La missione di Lukashenko in Cina è un’altra occasione per Xi Jinping di presentarsi come paciere del conflitto in Ucraina. Per il campo atlantico è la conferma che Pechino aggirerà le sanzioni alla Russia passando per Minsk
La Cina vuole compiere sforzi per agevolare lo sviluppo della cooperazione con la Bielorussia. È quanto detto dal presidente del Comitato Permanente del Congresso nazionale del popolo, Li Zhanshu, durante l’incontro di mercoledì con il presidente bielorusso Aleksandr Lukashenko.
Nella giornata di ieri il leader di Minsk ha incontrato anche l’omologo cinese Xi Jinping. Durante il meeting i due hanno firmato una serie di accordi che potrebbero facilitare l’evasione delle sanzioni alla Russia, facendo transitare gli aiuti cinesi dalla Bielorussia.
Gli accordi prevedono una strategia per lo sviluppo industriale congiunto, cooperazione tecnico-scientifica e un memorandum d’intesa sugli investimenti cinesi in progetti comuni.
Ulteriore punto di interesse è che l’incontro abbia prodotto un’intesa per la “cooperazione nella difesa (…) e nella lotta contro le rivoluzioni colorate”. Con questa espressione si indicano le rivolte di massa che hanno caratterizzato molti Paesi dello spazio post-sovietico, tra cui l’Ucraina nel 2004-2005, e che hanno solitamente portato alla rimozione di leader giudicati come portatori di politiche di vicinanza al Cremlino. Secondo la narrativa russa, che la Cina ha spesso abbracciato, le rivoluzioni colorate sono state fomentate, quando non proprio create, dalle agenzie di intelligence statunitensi e britanniche per instaurare regimi favorevoli al campo occidentale.

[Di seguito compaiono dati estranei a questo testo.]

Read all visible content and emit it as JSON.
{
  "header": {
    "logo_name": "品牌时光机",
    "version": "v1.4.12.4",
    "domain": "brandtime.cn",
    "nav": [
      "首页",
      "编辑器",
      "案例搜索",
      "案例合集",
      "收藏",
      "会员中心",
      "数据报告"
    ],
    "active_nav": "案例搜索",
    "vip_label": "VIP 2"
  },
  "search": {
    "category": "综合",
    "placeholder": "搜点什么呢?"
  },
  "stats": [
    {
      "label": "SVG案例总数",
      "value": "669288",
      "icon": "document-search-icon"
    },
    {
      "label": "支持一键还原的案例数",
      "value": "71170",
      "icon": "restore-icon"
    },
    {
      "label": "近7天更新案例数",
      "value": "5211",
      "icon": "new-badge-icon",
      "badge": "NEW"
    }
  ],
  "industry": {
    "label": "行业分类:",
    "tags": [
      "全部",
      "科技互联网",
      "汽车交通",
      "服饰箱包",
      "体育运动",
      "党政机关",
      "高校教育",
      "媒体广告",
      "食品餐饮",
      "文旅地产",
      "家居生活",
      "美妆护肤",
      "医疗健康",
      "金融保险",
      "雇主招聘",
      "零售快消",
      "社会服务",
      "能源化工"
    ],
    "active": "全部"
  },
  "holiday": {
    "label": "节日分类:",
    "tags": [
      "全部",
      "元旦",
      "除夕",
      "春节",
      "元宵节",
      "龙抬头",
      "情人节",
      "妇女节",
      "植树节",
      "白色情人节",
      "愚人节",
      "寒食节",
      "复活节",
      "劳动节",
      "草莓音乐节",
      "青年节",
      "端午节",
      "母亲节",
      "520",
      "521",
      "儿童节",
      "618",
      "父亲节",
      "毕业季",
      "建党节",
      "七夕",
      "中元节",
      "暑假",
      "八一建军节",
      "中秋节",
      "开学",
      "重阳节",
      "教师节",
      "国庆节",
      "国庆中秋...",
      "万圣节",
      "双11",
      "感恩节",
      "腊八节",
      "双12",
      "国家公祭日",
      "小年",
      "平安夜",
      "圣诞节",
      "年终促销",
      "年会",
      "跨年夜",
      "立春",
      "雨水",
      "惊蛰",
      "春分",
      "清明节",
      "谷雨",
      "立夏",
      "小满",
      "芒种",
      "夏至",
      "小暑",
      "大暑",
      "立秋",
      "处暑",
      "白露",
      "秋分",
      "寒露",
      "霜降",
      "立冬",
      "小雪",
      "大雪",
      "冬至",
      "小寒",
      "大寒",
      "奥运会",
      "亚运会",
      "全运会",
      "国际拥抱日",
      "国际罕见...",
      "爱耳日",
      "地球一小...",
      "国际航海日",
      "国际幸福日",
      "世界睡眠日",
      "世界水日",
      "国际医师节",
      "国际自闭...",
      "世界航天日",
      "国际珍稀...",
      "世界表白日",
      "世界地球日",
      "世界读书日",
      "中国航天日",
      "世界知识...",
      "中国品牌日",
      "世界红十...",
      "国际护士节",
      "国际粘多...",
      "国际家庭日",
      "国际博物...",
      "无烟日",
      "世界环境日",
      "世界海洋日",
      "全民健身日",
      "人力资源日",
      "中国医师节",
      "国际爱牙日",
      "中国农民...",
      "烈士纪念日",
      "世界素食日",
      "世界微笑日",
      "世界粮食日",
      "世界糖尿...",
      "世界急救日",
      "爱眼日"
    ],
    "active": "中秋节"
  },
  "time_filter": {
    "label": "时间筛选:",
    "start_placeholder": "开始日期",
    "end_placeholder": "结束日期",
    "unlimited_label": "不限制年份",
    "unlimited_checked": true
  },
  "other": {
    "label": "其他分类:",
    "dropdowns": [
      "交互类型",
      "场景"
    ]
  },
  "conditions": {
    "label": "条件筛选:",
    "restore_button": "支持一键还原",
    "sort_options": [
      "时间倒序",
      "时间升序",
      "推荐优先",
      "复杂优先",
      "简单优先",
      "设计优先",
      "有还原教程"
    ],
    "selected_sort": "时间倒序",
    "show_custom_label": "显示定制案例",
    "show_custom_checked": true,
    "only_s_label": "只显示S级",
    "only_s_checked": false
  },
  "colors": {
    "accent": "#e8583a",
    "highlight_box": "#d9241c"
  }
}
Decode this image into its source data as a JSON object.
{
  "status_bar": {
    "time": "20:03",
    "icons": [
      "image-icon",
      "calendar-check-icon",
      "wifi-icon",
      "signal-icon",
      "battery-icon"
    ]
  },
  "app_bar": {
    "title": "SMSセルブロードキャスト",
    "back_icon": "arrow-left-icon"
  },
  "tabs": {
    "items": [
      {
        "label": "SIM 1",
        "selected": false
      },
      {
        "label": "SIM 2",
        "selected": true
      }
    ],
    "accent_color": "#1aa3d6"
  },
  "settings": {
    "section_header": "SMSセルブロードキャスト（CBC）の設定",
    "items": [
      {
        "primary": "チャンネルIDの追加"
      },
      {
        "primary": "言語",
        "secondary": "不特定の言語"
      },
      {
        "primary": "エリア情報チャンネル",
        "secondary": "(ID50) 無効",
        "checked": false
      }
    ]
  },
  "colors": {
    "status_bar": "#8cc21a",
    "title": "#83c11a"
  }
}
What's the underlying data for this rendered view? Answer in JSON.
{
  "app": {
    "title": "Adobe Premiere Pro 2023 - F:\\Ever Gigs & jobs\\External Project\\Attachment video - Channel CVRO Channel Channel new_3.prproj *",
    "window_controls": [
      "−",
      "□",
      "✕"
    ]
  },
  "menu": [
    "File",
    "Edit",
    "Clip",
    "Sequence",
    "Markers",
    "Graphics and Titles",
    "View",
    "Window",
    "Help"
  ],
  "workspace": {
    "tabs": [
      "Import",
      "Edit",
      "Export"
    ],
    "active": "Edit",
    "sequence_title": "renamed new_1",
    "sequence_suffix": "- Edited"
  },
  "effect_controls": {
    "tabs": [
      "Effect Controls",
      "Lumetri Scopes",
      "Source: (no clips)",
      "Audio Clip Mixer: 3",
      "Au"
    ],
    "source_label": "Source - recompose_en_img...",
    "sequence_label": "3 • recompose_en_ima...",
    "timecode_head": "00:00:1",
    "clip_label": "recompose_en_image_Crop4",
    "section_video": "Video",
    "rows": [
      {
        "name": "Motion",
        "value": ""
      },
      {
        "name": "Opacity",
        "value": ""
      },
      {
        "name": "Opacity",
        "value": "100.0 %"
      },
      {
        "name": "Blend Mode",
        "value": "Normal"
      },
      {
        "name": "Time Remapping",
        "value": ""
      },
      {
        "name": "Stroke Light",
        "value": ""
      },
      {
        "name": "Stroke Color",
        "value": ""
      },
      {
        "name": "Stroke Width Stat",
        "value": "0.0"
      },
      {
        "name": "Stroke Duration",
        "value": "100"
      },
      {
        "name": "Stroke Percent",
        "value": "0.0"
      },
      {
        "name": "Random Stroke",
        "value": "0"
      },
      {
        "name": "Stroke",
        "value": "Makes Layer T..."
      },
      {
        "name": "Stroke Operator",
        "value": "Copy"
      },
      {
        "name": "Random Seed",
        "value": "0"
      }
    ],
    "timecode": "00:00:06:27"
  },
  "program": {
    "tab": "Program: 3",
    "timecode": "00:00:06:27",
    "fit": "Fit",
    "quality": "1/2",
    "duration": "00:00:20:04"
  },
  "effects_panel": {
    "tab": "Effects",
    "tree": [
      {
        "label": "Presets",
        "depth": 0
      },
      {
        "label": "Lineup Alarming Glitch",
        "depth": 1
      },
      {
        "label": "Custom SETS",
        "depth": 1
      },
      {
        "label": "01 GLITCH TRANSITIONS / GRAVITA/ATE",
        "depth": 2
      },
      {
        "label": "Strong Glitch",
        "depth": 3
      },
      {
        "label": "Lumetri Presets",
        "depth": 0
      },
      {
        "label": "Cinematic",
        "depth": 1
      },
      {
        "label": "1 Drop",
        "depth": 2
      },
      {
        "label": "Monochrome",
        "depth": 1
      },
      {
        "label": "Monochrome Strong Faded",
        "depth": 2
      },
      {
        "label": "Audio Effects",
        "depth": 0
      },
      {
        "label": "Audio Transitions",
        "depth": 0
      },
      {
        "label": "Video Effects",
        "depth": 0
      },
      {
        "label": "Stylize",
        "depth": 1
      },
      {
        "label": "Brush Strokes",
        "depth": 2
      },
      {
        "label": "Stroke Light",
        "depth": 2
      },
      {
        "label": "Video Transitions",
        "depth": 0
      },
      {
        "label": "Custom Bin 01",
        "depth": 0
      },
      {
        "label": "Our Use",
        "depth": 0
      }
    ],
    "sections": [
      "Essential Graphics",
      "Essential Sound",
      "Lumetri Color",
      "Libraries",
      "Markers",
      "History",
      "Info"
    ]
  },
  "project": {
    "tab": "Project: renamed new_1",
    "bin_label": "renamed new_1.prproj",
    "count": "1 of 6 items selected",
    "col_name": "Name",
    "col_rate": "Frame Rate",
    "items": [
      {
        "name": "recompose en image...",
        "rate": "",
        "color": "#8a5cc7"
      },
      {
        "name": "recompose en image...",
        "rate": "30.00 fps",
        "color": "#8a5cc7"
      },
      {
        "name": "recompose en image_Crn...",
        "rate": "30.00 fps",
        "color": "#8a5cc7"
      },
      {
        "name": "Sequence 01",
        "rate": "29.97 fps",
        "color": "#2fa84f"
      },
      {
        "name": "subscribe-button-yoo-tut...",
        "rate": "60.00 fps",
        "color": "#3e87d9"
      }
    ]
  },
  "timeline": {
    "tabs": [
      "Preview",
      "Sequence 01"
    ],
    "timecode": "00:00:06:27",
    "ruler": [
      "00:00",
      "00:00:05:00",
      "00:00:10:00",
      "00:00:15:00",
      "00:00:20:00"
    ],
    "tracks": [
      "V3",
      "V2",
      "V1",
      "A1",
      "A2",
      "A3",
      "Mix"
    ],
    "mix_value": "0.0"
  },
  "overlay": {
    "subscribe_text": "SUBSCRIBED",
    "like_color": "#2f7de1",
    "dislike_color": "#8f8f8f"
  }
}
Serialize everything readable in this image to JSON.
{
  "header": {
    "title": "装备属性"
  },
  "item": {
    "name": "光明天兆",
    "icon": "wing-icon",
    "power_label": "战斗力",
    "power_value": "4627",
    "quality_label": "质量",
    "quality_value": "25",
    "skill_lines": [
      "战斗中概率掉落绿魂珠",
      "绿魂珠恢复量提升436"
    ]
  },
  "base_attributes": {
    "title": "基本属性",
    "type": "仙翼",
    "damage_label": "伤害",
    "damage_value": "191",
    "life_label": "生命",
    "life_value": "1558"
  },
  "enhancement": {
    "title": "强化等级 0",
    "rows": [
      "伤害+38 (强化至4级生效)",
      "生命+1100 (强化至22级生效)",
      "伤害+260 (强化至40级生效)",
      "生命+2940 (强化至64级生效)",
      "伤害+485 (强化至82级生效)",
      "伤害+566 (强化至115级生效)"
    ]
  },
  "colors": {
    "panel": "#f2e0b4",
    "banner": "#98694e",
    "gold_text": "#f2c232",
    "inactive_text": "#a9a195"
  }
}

L’incontro tra i due leader, poi, avviene nel contesto della crescente preoccupazione occidentale che Pechino possa rifornire Mosca di tecnologia critica per l’industria militare. Così facendo, ne sosterrebbe la campagna bellica in Ucraina e annullerebbe i tentativi di soffocamento dell’economia russa che la coalizione del G7 porta avanti dall’invasione.
Difficile pensare che questa visita possa dare slancio al ruolo di Pechino come paciere del conflitto, un ruolo evitato per un anno e poi messo sul tavolo una settimana fa con un documento di dodici punti.